Well. Guess what yesterday was - Monday. As in MONDAY. As in the day of death for all candy corn, Cheez Doodles, and lack o' exercise in my world. Sigh. Why can't candy corn be considered a vegetable?? This is kind of the story of my eating life - binge on not-so-healthy food in unreasonable portions for months on end and then go drastic for a few days/weeks. The fact is, if I can go about three days eating r.e.a.l.l.y healthy, then my cravings for salty and sugary foods are greatly diminished. So, I'm trying to be super good, and so far, so good. I ran/walked two miles yesterday morning and did toning exercises tonight and have eaten very healthily the past two days. Lots of fresh fruits and veggies and water, water, water and green tea. Proud? Because I AM. I'll take my victories where I get them.
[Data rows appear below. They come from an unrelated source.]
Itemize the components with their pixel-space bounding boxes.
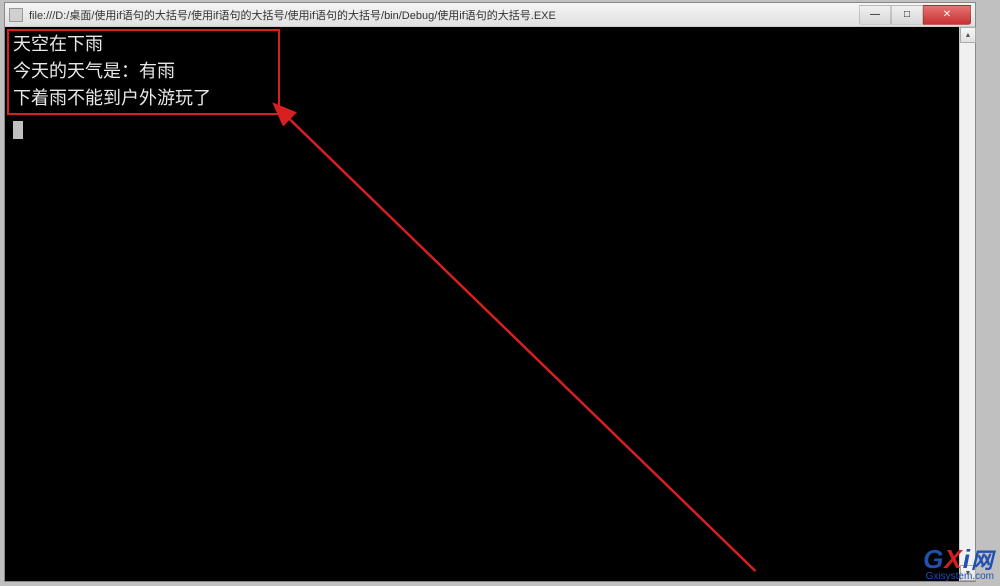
console-window: file:///D:/桌面/使用if语句的大括号/使用if语句的大括号/使用if… — [4, 2, 976, 582]
console-line-2: 今天的天气是：有雨 — [13, 58, 967, 85]
close-button[interactable]: ✕ — [923, 5, 971, 25]
app-icon — [9, 8, 23, 22]
titlebar-path: file:///D:/桌面/使用if语句的大括号/使用if语句的大括号/使用if… — [29, 7, 859, 23]
console-line-3: 下着雨不能到户外游玩了 — [13, 85, 967, 112]
titlebar[interactable]: file:///D:/桌面/使用if语句的大括号/使用if语句的大括号/使用if… — [5, 3, 975, 27]
cursor-block — [13, 121, 23, 139]
console-output-area: 天空在下雨 今天的天气是：有雨 下着雨不能到户外游玩了 — [5, 27, 975, 581]
window-controls: — □ ✕ — [859, 5, 971, 25]
scroll-down-button[interactable]: ▼ — [960, 565, 976, 581]
maximize-button[interactable]: □ — [891, 5, 923, 25]
console-line-1: 天空在下雨 — [13, 31, 967, 58]
console-content: 天空在下雨 今天的天气是：有雨 下着雨不能到户外游玩了 — [5, 27, 975, 581]
minimize-button[interactable]: — — [859, 5, 891, 25]
console-cursor-line — [13, 112, 967, 139]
Right now I have that early "diet" momentum, so not eating what I shouldn't isn't too hard. Only at this moment, I am also at my hardest time of the day: the "Snackie While I Watch TV or Read Time." And Bob and Jillian are not providing much motivation from all the way across my living room. If Su Su's not careful, I might be chewing on her tail in a minute.When I weighed myself yesterday, I was surprised that my weight was not higher than it was. BUT, several of my work pants still don't fit in the thighs. And while Ms. Adale at my work daycare was admiring my curvacious booty, I am OK with it having a smidge less spread. And heck, the truth is, I just feel better when I'm eating better and taking better care of myself. So how do I tend to fall off the wagon??
So, I'm really going to try to just take it one day at a time, and in the words of a dear friend of mine (hi Andrea!), give myself a whole lot of grace. And a whole lot less candy corn.
You go girlie. I struggle with this a lot too. Proud of you for your run/walk. We might need to find a 5k to do together some time. I wish I could do the Mistletoe this year, but that's my big conversion work weekend. : ( Love you!